It was not only in Paris that severity was used against the Lutherans: the same was done in the provinces. Young Pierre Toussaint, prebendary of Metz, who had taken refuge at Basle after the death of Leclerc,[479] having regained his courage, returned to France and proclaimed the Gospel. His enemies seized him, and gave him up to the Abbot of St. Antoine. This abbot, a well-known character, was a violent, cruel, and merciless man.[480] Neither Toussaint’s youth, nor his candour, nor his weak health could touch him; he threw his victim into a horrible dungeon full of stagnant water and other filth,[481] where the young evangelist could hardly stand. With his back against the wall, and his feet on the only spot in the dungeon which the water did not reach, stifled by the poisonous vapours emitted around him, the young man remembered the cheerful house of his uncle the Dean of Metz and the magnificent palace of the Cardinal of Lorraine, where he had been received so kindly while he still believed in the pope. What a contrast now! Toussaint’s health declined, his cheeks grew pale, and his trembling legs could hardly support him. Alas! where were those days when still a child he ran joyously round the room riding on a stick,[482] and when his mother seriously uttered this prophecy: ‘Antichrist will soon come and destroy all who are converted.’ The wretched Toussaint thought the moment had arrived.... His imagination became excited, he fancied he saw the terrible antichrist foretold by his mother, seizing him and dragging him to punishment; he screamed aloud, and was near dying of fright.[483] He interested every one who saw him; he was so mild; harmless as a new-born child, they said, so that the cruel abbot knew not how to justify his death. He thought that if he had Toussaint’s books and papers, he could find an excuse for burning him. One day the monks came to the wretched young man, took him out of the unwholesome pit, and led him into the abbot’s room. ‘Write to your host at Basle,’ said the latter; ‘tell him that you want your books to amuse your leisure, and beg him to send them to you.’ Toussaint, who understood the meaning of this order, hesitated. The abbot gave utterance to terrible threats. The affrighted Toussaint wrote the letter, and was sent back to his pestilential den.
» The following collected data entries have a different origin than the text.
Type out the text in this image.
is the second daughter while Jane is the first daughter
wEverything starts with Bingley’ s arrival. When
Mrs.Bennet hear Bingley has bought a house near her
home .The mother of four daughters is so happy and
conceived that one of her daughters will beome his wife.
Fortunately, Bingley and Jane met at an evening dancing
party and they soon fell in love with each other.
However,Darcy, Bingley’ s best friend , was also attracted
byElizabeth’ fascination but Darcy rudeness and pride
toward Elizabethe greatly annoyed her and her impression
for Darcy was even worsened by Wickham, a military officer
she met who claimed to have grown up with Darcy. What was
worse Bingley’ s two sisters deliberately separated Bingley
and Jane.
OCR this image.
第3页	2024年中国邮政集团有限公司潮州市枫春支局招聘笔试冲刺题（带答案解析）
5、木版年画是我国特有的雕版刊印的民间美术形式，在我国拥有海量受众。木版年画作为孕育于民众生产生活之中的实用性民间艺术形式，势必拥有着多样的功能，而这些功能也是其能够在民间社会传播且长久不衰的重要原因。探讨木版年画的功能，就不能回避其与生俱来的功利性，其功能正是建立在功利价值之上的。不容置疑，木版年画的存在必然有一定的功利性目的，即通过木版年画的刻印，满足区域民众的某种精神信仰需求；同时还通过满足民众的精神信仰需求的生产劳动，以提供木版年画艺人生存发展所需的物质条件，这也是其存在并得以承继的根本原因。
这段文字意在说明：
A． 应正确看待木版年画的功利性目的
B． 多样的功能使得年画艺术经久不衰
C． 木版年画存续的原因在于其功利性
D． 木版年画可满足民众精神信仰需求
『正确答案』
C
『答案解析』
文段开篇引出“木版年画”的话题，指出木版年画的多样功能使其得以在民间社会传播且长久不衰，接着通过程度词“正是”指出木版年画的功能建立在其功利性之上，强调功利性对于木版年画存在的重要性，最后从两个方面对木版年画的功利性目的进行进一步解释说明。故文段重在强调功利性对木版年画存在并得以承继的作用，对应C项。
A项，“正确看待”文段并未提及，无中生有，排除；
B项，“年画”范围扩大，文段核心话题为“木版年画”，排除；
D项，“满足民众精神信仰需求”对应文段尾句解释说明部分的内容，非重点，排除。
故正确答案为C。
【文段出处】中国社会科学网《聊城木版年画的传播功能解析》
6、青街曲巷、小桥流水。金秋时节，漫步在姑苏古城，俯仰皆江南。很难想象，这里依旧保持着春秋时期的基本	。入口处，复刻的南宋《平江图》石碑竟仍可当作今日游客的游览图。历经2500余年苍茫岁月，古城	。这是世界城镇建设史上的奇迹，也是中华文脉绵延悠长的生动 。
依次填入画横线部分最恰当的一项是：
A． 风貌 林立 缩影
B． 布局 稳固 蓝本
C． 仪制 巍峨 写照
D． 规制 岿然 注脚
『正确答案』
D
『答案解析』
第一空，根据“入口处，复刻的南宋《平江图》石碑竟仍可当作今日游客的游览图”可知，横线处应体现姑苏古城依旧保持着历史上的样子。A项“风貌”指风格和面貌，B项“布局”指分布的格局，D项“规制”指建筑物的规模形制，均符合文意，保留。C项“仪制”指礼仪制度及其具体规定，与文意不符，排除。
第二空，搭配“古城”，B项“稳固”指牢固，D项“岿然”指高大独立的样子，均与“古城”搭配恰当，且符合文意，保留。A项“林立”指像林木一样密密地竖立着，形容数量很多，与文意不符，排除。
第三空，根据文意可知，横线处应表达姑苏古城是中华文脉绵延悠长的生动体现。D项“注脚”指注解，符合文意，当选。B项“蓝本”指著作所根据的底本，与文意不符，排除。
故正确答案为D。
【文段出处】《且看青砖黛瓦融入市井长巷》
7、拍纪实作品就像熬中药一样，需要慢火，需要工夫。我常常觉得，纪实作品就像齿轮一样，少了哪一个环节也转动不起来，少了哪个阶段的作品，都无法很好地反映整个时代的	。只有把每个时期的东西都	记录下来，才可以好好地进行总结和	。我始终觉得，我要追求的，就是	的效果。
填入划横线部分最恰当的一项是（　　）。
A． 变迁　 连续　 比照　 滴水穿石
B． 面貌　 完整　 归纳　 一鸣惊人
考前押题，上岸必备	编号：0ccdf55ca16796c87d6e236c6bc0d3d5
Thus the very moment when the evangelical christians were hoping to have some relief was marked by an increase of severity. The Reform—Margaret was its representative at that time in the eyes of many—the afflicted Reform saw her children around her, some put to death, others in chains, all threatened with the fatal blow. The sister of Francis I., heartbroken and despairing, would have shielded with her body those whom the sword appeared ready to strike; but her exertions seemed useless.
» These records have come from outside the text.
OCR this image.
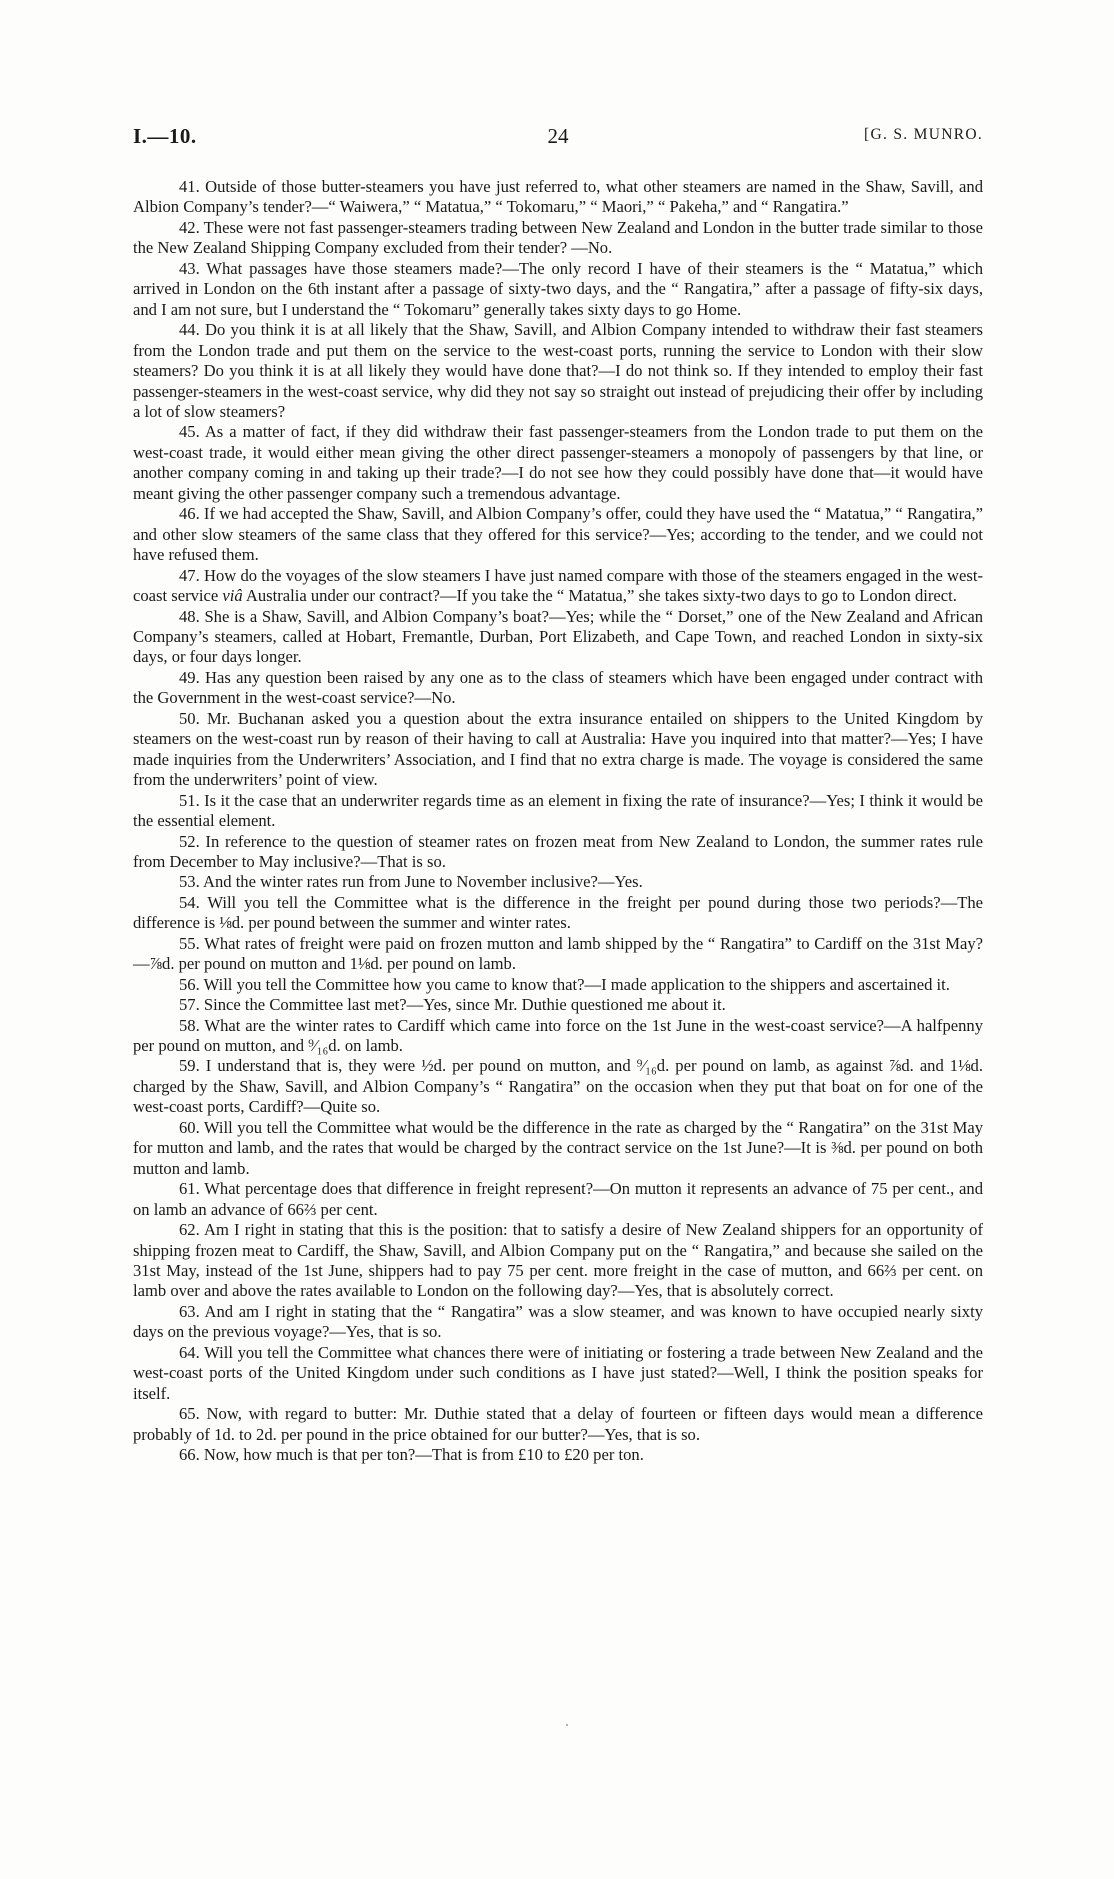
I.—10.	24	[G. S. MUNRO.

41. Outside of those butter-steamers you have just referred to, what other steamers are named in the Shaw, Savill, and Albion Company’s tender?—“ Waiwera,” “ Matatua,” “ Tokomaru,” “ Maori,” “ Pakeha,” and “ Rangatira.”

42. These were not fast passenger-steamers trading between New Zealand and London in the butter trade similar to those the New Zealand Shipping Company excluded from their tender? —No.

43. What passages have those steamers made?—The only record I have of their steamers is the “ Matatua,” which arrived in London on the 6th instant after a passage of sixty-two days, and the “ Rangatira,” after a passage of fifty-six days, and I am not sure, but I understand the “ Tokomaru” generally takes sixty days to go Home.

44. Do you think it is at all likely that the Shaw, Savill, and Albion Company intended to withdraw their fast steamers from the London trade and put them on the service to the west-coast ports, running the service to London with their slow steamers? Do you think it is at all likely they would have done that?—I do not think so. If they intended to employ their fast passenger-steamers in the west-coast service, why did they not say so straight out instead of prejudicing their offer by including a lot of slow steamers?

45. As a matter of fact, if they did withdraw their fast passenger-steamers from the London trade to put them on the west-coast trade, it would either mean giving the other direct passenger-steamers a monopoly of passengers by that line, or another company coming in and taking up their trade?—I do not see how they could possibly have done that—it would have meant giving the other passenger company such a tremendous advantage.

46. If we had accepted the Shaw, Savill, and Albion Company’s offer, could they have used the “ Matatua,” “ Rangatira,” and other slow steamers of the same class that they offered for this service?—Yes; according to the tender, and we could not have refused them.

47. How do the voyages of the slow steamers I have just named compare with those of the steamers engaged in the west-coast service viâ Australia under our contract?—If you take the “ Matatua,” she takes sixty-two days to go to London direct.

48. She is a Shaw, Savill, and Albion Company’s boat?—Yes; while the “ Dorset,” one of the New Zealand and African Company’s steamers, called at Hobart, Fremantle, Durban, Port Elizabeth, and Cape Town, and reached London in sixty-six days, or four days longer.

49. Has any question been raised by any one as to the class of steamers which have been engaged under contract with the Government in the west-coast service?—No.

50. Mr. Buchanan asked you a question about the extra insurance entailed on shippers to the United Kingdom by steamers on the west-coast run by reason of their having to call at Australia: Have you inquired into that matter?—Yes; I have made inquiries from the Underwriters’ Association, and I find that no extra charge is made. The voyage is considered the same from the underwriters’ point of view.

51. Is it the case that an underwriter regards time as an element in fixing the rate of insurance?—Yes; I think it would be the essential element.

52. In reference to the question of steamer rates on frozen meat from New Zealand to London, the summer rates rule from December to May inclusive?—That is so.

53. And the winter rates run from June to November inclusive?—Yes.

54. Will you tell the Committee what is the difference in the freight per pound during those two periods?—The difference is ⅛d. per pound between the summer and winter rates.

55. What rates of freight were paid on frozen mutton and lamb shipped by the “ Rangatira” to Cardiff on the 31st May?—⅞d. per pound on mutton and 1⅛d. per pound on lamb.

56. Will you tell the Committee how you came to know that?—I made application to the shippers and ascertained it.

57. Since the Committee last met?—Yes, since Mr. Duthie questioned me about it.

58. What are the winter rates to Cardiff which came into force on the 1st June in the west-coast service?—A halfpenny per pound on mutton, and ⁹⁄₁₆d. on lamb.

59. I understand that is, they were ½d. per pound on mutton, and ⁹⁄₁₆d. per pound on lamb, as against ⅞d. and 1⅛d. charged by the Shaw, Savill, and Albion Company’s “ Rangatira” on the occasion when they put that boat on for one of the west-coast ports, Cardiff?—Quite so.

60. Will you tell the Committee what would be the difference in the rate as charged by the “ Rangatira” on the 31st May for mutton and lamb, and the rates that would be charged by the contract service on the 1st June?—It is ⅜d. per pound on both mutton and lamb.

61. What percentage does that difference in freight represent?—On mutton it represents an advance of 75 per cent., and on lamb an advance of 66⅔ per cent.

62. Am I right in stating that this is the position: that to satisfy a desire of New Zealand shippers for an opportunity of shipping frozen meat to Cardiff, the Shaw, Savill, and Albion Company put on the “ Rangatira,” and because she sailed on the 31st May, instead of the 1st June, shippers had to pay 75 per cent. more freight in the case of mutton, and 66⅔ per cent. on lamb over and above the rates available to London on the following day?—Yes, that is absolutely correct.

63. And am I right in stating that the “ Rangatira” was a slow steamer, and was known to have occupied nearly sixty days on the previous voyage?—Yes, that is so.

64. Will you tell the Committee what chances there were of initiating or fostering a trade between New Zealand and the west-coast ports of the United Kingdom under such conditions as I have just stated?—Well, I think the position speaks for itself.

65. Now, with regard to butter: Mr. Duthie stated that a delay of fourteen or fifteen days would mean a difference probably of 1d. to 2d. per pound in the price obtained for our butter?—Yes, that is so.

66. Now, how much is that per ton?—That is from £10 to £20 per ton.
Suddenly a cry of joy was heard, which, uttered in the Pyrenees, was reechoed even to Calais. The Sun (for thus, it will be remembered, Margaret called her brother) appeared in the south to reanimate the kingdom of France. On the 21st of March Francis quitted Spain, crossed the Bidassoa, and once more set his foot on French ground. He had recovered his spirits; an overflowing current of life had returned to every part of his existence. It seemed that, delivered from a prison, he was the master of the world. He mounted an Arab horse, and, waving his cap and plume in the air, exclaimed as he galloped along the road to St. Jean de Luz: ‘Once more I am a king!’ Thence he proceeded to Bayonne, where his court awaited him, with a great number of his subjects who had not been permitted to approach nearer to the frontier.